En l’espèce, une épouse assigne son mari en séparation de corps pour faute le 4 mai 2012. Le 30 août 2012, l’époux forme une demande reconventionnelle en divorce pour altération définitive du lien conjugal. Les juges du fond font droit à la demande du mari. L’épouse se pourvoit en cassation au motif que, au jour de son assignation en séparation de corps, les époux ne vivaient pas séparés depuis deux ans et que, partant, les conditions posées par l’article 238 c.civ. pour un divorce pour altération définitive du lien conjugal n’étaient pas réunies.

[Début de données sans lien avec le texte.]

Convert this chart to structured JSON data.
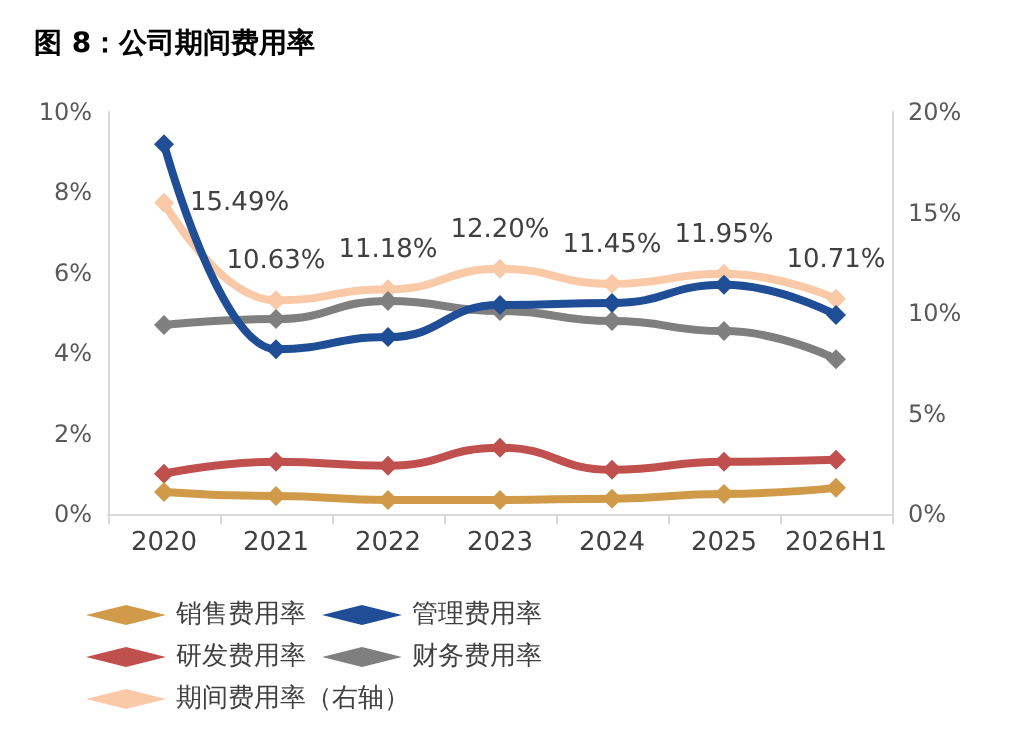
{
  "chart_data": {
    "type": "line",
    "title": "图 8：公司期间费用率",
    "categories": [
      "2020",
      "2021",
      "2022",
      "2023",
      "2024",
      "2025",
      "2026H1"
    ],
    "series": [
      {
        "name": "销售费用率",
        "color": "#d09a48",
        "values": [
          0.55,
          0.45,
          0.35,
          0.35,
          0.38,
          0.5,
          0.65
        ]
      },
      {
        "name": "管理费用率",
        "color": "#1f4e97",
        "values": [
          9.2,
          4.1,
          4.4,
          5.2,
          5.25,
          5.7,
          4.95
        ]
      },
      {
        "name": "研发费用率",
        "color": "#c0504d",
        "values": [
          1.0,
          1.3,
          1.2,
          1.65,
          1.1,
          1.3,
          1.35
        ]
      },
      {
        "name": "财务费用率",
        "color": "#7f7f7f",
        "values": [
          4.7,
          4.85,
          5.3,
          5.05,
          4.8,
          4.55,
          3.85
        ]
      },
      {
        "name": "期间费用率（右轴）",
        "color": "#f9c9a8",
        "axis": "y2",
        "values": [
          15.49,
          10.63,
          11.18,
          12.2,
          11.45,
          11.95,
          10.71
        ],
        "value_labels": [
          "15.49%",
          "10.63%",
          "11.18%",
          "12.20%",
          "11.45%",
          "11.95%",
          "10.71%"
        ]
      }
    ],
    "ylim": [
      0,
      10
    ],
    "yticks": [
      {
        "value": 0,
        "label": "0%"
      },
      {
        "value": 2,
        "label": "2%"
      },
      {
        "value": 4,
        "label": "4%"
      },
      {
        "value": 6,
        "label": "6%"
      },
      {
        "value": 8,
        "label": "8%"
      },
      {
        "value": 10,
        "label": "10%"
      }
    ],
    "y2lim": [
      0,
      20
    ],
    "y2ticks": [
      {
        "value": 0,
        "label": "0%"
      },
      {
        "value": 5,
        "label": "5%"
      },
      {
        "value": 10,
        "label": "10%"
      },
      {
        "value": 15,
        "label": "15%"
      },
      {
        "value": 20,
        "label": "20%"
      }
    ],
    "grid": false,
    "legend": "bottom",
    "marker": "diamond",
    "line_style": "solid"
  }
}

La Cour de cassation rejette le pourvoi. Elle rappelle qu’aux termes de l’article 297-1 c.civ. en cas de demandes concurrentes en divorce et en séparation de corps, il appartient au juge statuer d’abord sur la demande en divorce, même si celle-ci est postérieure. Quant à la question de savoir à quelle date il convient de se placer pour apprécier si l’exigence d’une séparation d’au moins deux ans est remplie pour obtenir un divorce pour altération définitive du lien conjugal, la Haute juridiction estime qu’il convient de se placer « à la date de la demande reconventionnelle en divorce » qui, de ce point de vue, doit être assimilée à l’assignation en divorce visée par l’article 238 c.civ.
Précédents jurisprudentiels : Cass., avis, 3 avr. 2006 (n° 06-00.002) ; Cass., avis, 10 févr. 2014 (n° 15001).